Me interesa subrayar la afirmación más categórica de este libro militante: quien lee el Evangelio no lee un libro. Está claro que, para Papini, el Evangelio no pertenece a la literatura «humana». No tiene parentesco alguno con los clásicos o con la literatura europea, hecha a la hechura del hombre. El Evangelio, a la par de los libros del Antiguo Testamento, está infinitamente por encima de todo artificio literario y dialéctico; no es un libro, sino una encarnación póstuma de Aquel que ama a cada uno de nosotros más de lo que nosotros mismos podemos amarnos.
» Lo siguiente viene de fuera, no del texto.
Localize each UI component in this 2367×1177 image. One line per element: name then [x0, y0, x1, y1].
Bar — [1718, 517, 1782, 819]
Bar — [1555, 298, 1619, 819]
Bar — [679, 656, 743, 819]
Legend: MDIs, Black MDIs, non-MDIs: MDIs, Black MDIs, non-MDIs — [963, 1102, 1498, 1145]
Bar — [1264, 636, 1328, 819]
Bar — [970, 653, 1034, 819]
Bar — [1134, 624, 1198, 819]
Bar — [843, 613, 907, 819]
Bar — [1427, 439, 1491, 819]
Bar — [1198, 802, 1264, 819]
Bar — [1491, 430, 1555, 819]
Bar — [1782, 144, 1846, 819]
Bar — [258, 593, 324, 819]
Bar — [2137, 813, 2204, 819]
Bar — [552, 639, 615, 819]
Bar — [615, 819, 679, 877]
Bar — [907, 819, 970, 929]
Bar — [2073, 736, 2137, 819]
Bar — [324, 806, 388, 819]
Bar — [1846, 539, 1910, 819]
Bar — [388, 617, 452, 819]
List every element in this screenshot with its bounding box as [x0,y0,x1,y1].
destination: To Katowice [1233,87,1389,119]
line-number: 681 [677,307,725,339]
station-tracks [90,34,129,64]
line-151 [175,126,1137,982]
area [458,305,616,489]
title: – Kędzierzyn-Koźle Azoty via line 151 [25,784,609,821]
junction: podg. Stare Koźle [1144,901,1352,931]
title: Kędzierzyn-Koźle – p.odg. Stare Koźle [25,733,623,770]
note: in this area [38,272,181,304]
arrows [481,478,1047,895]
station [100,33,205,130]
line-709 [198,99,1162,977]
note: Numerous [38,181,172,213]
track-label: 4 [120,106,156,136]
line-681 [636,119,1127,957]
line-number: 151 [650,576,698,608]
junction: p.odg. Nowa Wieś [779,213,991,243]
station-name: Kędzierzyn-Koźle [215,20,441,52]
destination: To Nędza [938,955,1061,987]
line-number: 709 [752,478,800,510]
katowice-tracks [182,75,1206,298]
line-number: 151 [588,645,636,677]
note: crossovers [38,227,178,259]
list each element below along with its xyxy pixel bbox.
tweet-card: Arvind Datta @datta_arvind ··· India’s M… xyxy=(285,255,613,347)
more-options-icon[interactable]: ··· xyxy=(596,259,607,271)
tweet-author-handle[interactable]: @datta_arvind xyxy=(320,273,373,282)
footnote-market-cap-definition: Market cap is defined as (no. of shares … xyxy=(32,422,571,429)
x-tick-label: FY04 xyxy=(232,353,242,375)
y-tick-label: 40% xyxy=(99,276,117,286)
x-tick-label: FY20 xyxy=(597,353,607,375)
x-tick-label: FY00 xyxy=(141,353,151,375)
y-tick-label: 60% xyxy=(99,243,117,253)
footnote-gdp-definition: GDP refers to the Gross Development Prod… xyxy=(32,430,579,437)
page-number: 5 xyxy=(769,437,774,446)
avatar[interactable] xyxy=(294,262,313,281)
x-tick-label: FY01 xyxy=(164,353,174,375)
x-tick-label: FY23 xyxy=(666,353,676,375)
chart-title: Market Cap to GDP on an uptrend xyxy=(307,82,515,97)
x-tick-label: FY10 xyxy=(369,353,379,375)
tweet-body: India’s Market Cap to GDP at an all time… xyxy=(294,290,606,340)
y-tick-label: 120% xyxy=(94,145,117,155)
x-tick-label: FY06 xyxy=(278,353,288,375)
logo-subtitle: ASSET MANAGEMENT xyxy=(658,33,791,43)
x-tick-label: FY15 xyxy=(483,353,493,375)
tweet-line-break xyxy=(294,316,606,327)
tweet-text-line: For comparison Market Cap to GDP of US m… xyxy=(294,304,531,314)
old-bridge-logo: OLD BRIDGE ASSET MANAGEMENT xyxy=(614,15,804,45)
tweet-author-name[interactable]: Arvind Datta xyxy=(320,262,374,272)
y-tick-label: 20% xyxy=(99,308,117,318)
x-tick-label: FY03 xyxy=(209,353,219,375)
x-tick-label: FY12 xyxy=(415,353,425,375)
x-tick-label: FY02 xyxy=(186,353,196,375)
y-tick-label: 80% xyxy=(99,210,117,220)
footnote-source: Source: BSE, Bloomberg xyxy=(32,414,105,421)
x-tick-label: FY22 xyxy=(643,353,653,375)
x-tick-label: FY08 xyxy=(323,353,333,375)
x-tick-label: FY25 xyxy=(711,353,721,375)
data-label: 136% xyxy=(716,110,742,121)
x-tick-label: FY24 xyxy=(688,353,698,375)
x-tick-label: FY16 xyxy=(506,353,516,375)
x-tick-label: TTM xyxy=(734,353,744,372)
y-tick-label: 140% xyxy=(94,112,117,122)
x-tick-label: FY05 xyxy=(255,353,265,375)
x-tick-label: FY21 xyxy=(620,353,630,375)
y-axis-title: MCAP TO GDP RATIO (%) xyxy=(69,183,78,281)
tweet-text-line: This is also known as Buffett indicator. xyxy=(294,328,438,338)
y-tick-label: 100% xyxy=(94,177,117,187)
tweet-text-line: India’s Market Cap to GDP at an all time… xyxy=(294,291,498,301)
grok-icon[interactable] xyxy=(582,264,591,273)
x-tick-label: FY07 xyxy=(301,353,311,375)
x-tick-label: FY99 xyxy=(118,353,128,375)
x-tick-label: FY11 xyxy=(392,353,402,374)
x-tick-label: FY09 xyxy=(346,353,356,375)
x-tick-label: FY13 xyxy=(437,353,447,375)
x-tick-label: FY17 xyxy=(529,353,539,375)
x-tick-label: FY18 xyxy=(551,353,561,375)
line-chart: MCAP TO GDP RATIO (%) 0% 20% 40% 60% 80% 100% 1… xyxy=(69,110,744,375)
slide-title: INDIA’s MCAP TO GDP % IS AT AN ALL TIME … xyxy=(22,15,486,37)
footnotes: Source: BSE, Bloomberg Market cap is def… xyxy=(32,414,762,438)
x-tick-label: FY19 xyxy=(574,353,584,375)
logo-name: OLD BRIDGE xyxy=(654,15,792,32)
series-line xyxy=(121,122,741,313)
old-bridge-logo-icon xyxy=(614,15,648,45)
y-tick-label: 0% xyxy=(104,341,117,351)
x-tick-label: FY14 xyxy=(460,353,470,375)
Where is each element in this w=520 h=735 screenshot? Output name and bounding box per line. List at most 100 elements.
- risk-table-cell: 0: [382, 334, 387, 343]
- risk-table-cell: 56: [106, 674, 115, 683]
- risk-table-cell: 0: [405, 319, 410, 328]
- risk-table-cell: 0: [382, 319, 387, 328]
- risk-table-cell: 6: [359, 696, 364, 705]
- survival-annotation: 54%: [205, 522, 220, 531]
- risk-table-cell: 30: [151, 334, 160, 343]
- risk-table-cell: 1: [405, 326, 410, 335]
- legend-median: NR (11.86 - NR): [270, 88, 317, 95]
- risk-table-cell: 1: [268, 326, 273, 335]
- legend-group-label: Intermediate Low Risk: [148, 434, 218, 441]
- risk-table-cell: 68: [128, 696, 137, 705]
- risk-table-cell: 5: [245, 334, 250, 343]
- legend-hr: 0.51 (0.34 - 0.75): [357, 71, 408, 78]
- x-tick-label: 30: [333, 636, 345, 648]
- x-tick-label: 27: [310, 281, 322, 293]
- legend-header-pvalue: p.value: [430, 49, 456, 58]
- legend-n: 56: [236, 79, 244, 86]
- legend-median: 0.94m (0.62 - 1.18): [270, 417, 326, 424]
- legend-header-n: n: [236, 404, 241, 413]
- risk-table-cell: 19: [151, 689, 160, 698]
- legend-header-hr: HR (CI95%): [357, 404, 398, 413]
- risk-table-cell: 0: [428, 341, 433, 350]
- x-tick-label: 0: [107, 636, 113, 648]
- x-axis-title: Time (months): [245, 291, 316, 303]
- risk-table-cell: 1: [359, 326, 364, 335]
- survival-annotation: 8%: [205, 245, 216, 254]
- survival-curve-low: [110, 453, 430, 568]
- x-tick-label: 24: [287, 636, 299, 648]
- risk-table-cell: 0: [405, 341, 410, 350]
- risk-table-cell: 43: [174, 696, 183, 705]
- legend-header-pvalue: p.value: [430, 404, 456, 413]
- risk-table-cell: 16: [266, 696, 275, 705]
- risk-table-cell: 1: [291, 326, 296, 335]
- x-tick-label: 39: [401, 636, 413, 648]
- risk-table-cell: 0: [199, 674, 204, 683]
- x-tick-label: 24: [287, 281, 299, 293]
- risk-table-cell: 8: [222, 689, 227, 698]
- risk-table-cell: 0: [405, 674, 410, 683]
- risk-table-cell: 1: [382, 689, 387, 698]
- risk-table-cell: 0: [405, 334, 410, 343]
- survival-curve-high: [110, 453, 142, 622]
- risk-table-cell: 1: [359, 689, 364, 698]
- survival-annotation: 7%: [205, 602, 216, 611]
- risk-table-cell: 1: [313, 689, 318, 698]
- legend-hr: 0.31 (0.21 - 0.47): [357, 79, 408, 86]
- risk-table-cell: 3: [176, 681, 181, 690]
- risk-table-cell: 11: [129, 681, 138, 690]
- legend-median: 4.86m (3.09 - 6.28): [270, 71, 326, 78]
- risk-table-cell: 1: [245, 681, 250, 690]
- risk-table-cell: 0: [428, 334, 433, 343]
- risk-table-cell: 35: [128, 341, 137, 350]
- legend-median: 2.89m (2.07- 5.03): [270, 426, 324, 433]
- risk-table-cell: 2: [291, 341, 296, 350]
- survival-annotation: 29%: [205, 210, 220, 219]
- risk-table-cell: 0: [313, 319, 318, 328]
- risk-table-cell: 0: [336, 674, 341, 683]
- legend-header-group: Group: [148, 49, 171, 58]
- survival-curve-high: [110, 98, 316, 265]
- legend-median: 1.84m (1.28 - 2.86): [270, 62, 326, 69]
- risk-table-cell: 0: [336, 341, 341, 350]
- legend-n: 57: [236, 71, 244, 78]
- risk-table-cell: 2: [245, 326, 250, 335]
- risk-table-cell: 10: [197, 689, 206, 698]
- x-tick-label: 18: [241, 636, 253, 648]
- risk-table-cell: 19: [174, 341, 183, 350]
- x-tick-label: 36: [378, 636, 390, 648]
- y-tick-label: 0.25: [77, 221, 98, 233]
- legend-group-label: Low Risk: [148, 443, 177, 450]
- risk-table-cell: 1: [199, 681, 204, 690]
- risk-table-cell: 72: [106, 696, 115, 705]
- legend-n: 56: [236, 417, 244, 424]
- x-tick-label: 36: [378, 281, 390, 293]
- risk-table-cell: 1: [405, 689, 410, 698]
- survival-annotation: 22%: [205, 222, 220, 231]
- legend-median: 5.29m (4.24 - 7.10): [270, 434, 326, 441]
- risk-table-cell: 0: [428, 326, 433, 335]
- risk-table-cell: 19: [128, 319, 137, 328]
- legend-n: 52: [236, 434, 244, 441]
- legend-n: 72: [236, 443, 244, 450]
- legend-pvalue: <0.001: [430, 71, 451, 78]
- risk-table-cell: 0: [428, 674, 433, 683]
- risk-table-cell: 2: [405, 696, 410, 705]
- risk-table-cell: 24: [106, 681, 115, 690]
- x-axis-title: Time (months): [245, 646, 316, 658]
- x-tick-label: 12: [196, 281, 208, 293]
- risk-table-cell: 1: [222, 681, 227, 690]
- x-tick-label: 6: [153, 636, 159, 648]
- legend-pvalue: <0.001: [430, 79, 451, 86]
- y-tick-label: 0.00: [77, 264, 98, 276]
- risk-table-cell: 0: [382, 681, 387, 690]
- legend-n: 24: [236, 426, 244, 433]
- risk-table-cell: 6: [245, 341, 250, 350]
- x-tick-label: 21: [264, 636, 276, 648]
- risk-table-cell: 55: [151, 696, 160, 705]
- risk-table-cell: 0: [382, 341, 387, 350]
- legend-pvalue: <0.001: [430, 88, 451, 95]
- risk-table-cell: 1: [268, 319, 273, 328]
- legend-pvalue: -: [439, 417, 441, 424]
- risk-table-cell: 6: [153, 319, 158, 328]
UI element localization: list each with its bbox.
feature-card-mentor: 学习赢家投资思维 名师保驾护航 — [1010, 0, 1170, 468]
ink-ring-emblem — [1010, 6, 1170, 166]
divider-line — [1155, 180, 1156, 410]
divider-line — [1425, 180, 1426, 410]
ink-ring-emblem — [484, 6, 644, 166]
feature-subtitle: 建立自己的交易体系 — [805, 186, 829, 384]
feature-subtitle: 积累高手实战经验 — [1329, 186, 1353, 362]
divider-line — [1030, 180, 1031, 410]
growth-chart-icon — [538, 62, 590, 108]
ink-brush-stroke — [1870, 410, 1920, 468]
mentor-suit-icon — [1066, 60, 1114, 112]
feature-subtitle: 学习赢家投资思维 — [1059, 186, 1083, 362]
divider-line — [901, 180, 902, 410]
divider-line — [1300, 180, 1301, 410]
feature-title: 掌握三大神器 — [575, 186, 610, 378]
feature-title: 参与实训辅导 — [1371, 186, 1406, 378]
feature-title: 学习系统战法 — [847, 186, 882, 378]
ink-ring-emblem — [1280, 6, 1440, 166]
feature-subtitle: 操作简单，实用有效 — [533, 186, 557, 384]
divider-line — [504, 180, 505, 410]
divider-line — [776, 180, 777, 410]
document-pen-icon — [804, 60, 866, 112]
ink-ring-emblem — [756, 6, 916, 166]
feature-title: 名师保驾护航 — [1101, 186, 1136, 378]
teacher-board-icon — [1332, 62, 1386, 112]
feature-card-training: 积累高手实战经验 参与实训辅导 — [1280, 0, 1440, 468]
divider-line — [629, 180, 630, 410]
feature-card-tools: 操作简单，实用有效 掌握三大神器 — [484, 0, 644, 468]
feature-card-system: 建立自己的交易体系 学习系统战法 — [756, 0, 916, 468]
Quien ve así el Evangelio, inmune al virus crítico de profesores prusianos, de eruditos ingleses, de renegados franceses y de judíos internacionales, podrá escribir la Historia de Cristo —este libro escrito con el espíritu «buono», alejado del criticismo demoledor—. La Historia de Cristo es un libro eminentemente poético, escrito con estro. Pero se basa —para escándalo del análisis malévolo— en una lectura ingenua y literal de los Evangelios. Papini hace caso omiso de la problemática historia exegética, que ha podido incubar a un Bultmann. Es la contrafigura poética de las vidas históricas de los exégetas del xix y de principios del siglo xx, que no pararon de poner reparos cicateros. En contraposición a estos descuartizadores y tiquismiquis, Papini nos ha dejado un libro fascinante por el poder de las imágenes y de las comparaciones basadas siempre en un hecho real de la historia. Compendia este libro memorable este escolio que encuentro en mi ejemplar de la Historia de Cristo: «Quien está con Jesús está contra la Naturaleza antigua y bestial y trabaja por la angélica que ha de vencer. Todo el resto es ceniza y charlatanería».